After a few days of fiddling with the settings, I’ve come up with this bash script to process my images:

/usr/local/bin/autoraw

When run, it handles all the conversion itself:

% autoraw P1190515.RW2

Loading Panasonic DMC-GX85 image from P1190515.RW2 ...
Wavelet denoising...
Scaling with darkness 143, saturation 4095, and
multipliers 1.000000 0.435374 0.702381 0.435374
AHD interpolation...
Blending highlights...
Converting to sRGB colorspace...
Writing data to standard output ...
-=>P1190515.raw.jpg TIFF 3464x4608 3464x4608+0+0 8-bit sRGB 6.10639MiB 0.270u 0:00.270
    1 image files updated

How does it work? Good question!

The first part of the tool uses dcraw to process the raw image with sane default settings:

dcraw -w -c -v -n 200 -b ${2:-1} -H 0 -T "$DIR/$FILE.$FMT"

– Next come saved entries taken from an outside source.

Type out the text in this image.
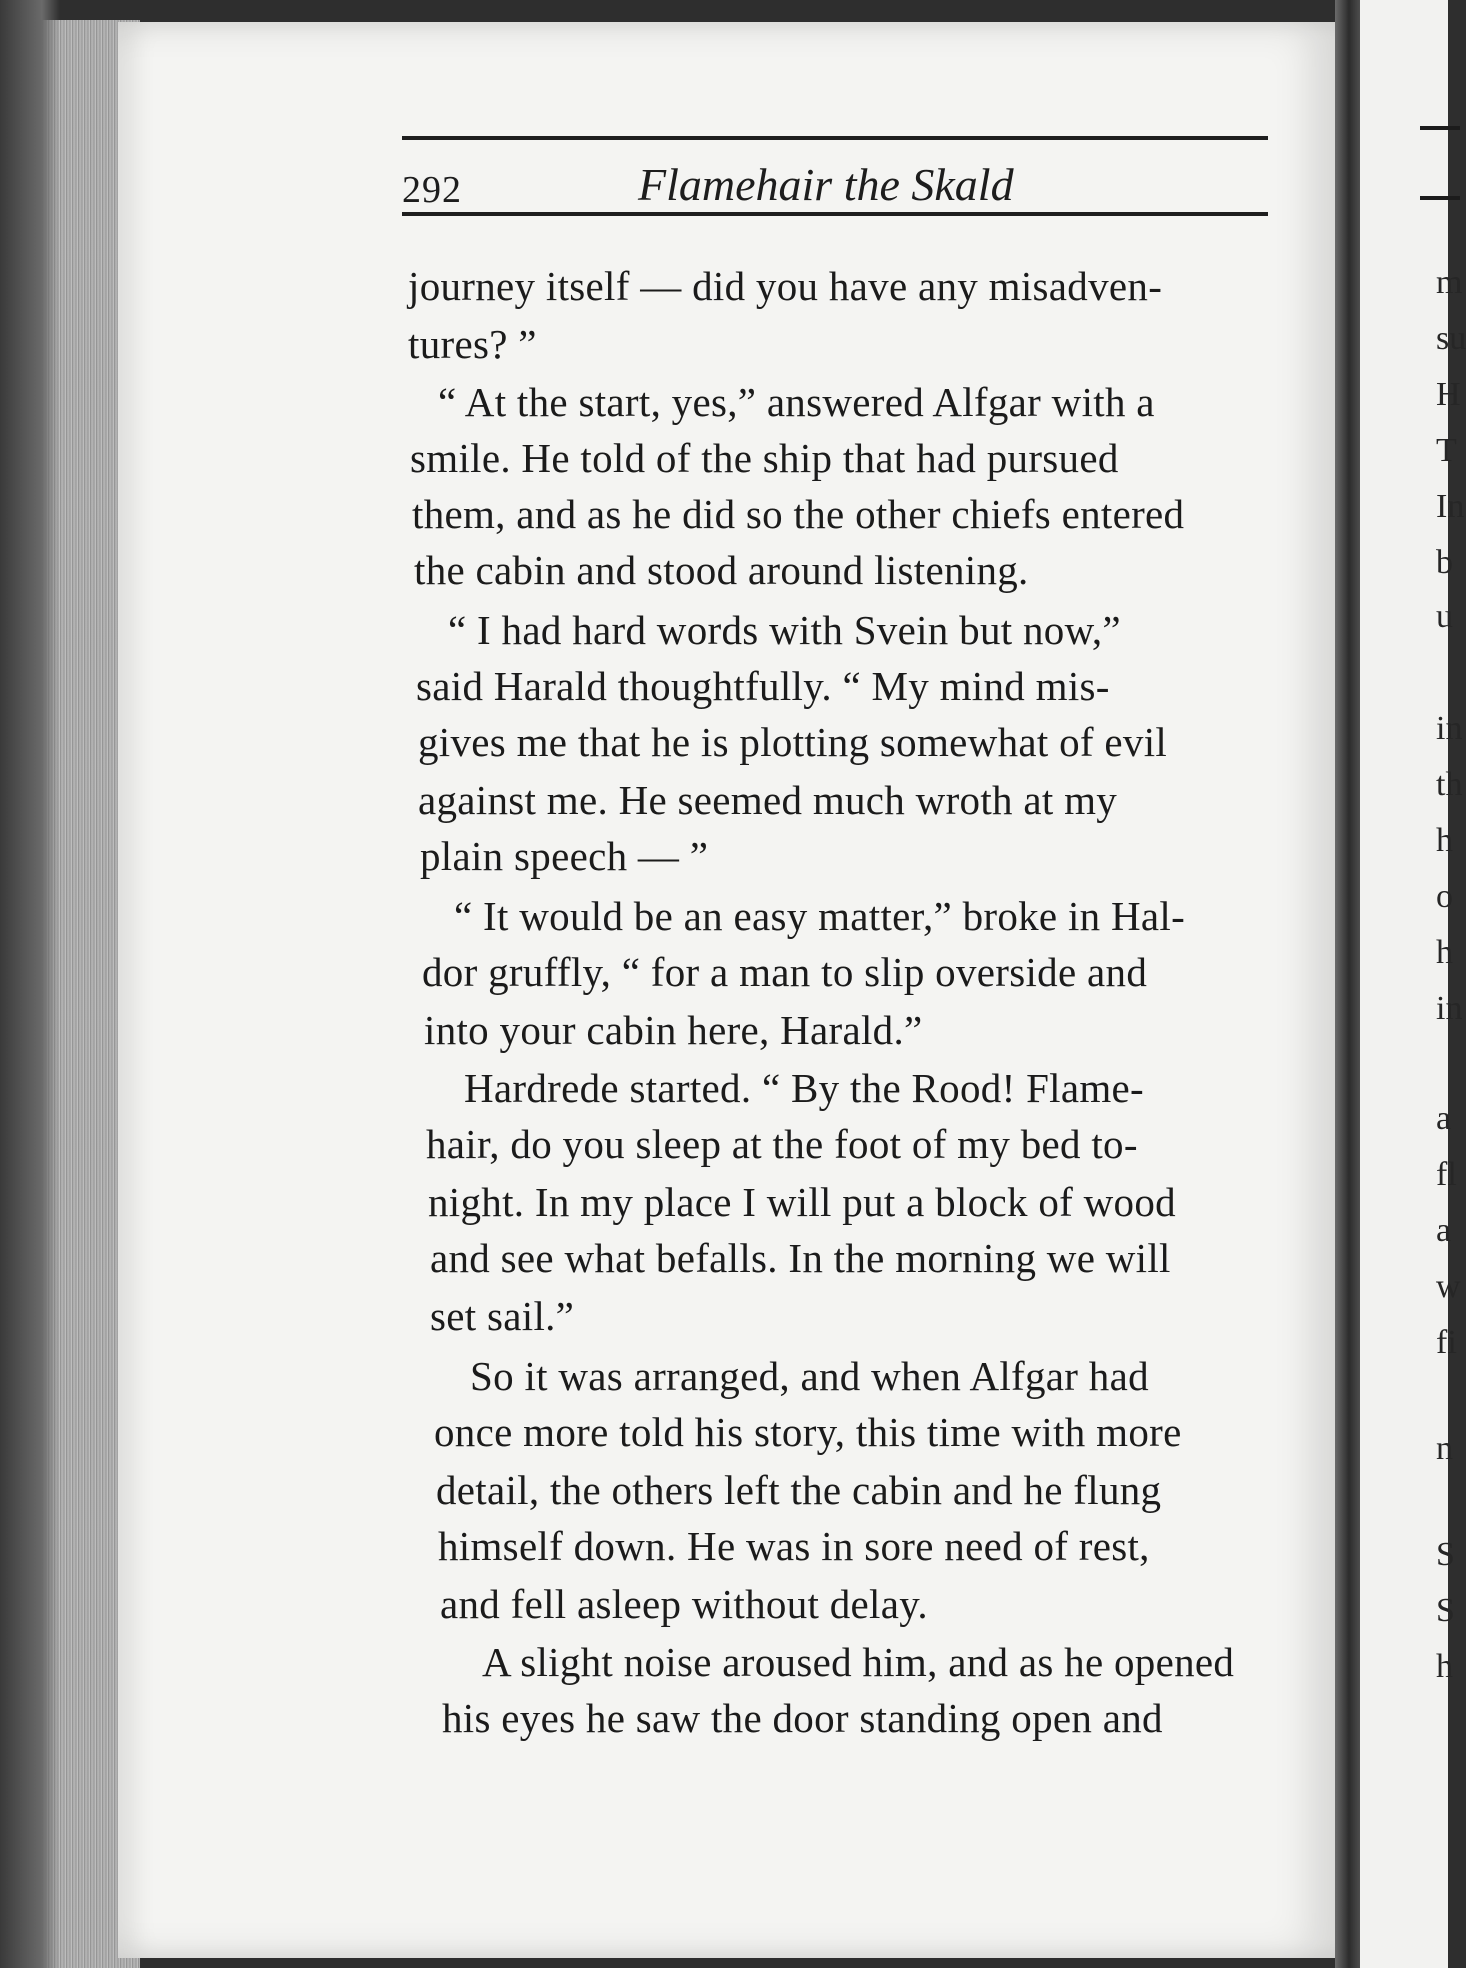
292	Flamehair the Skald
journey itself — did you have any misadven-
tures? ”
“ At the start, yes,” answered Alfgar with a
smile. He told of the ship that had pursued
them, and as he did so the other chiefs entered
the cabin and stood around listening.
“ I had hard words with Svein but now,”
said Harald thoughtfully. “ My mind mis-
gives me that he is plotting somewhat of evil
against me. He seemed much wroth at my
plain speech — ”
“ It would be an easy matter,” broke in Hal-
dor gruffly, “ for a man to slip overside and
into your cabin here, Harald.”
Hardrede started. “ By the Rood! Flame-
hair, do you sleep at the foot of my bed to-
night. In my place I will put a block of wood
and see what befalls. In the morning we will
set sail.”
So it was arranged, and when Alfgar had
once more told his story, this time with more
detail, the others left the cabin and he flung
himself down. He was in sore need of rest,
and fell asleep without delay.
A slight noise aroused him, and as he opened
his eyes he saw the door standing open and
m
su
H
T
In
b
u
in
th
h
o
h
in
a
fl
a
w
fi
n
S
S
h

This uses the white balance from the camera, sets the exposure, rolls off the whites, and performs a very gentle denoise.

The second line is where the real magick happens:

convert - -verbose \
  -modulate '100,125' \
  -contrast-stretch '0.3x0%' \
  -level '0%,100%,1.2' \
  -sigmoidal-contrast '2.50,50%' \
  -adaptive-sharpen '0x4.0' \
  -quality '90' -auto-orient \
  $DIR/$FILE.jpg

This imagemagick command is rather complicated, but does some important work. First, the saturation is increased by 25%. Then, by using the contrast-stretch function, the black & white points are set, then the darker midtones are turned up slightly, then a sigmoid contrast curve is applied to add a pleasing gamma shift to the image. Finally, the image is sharpened and output as a high quality JPEG image.

The final part of the script simply copies the EXIF data from the original photo to the JPEG image, preserving the timestamp, camera settings, and any other metadata that may be desirable to maintain.

The end result is pleasing, and without much effort dozens of images can be processed this way.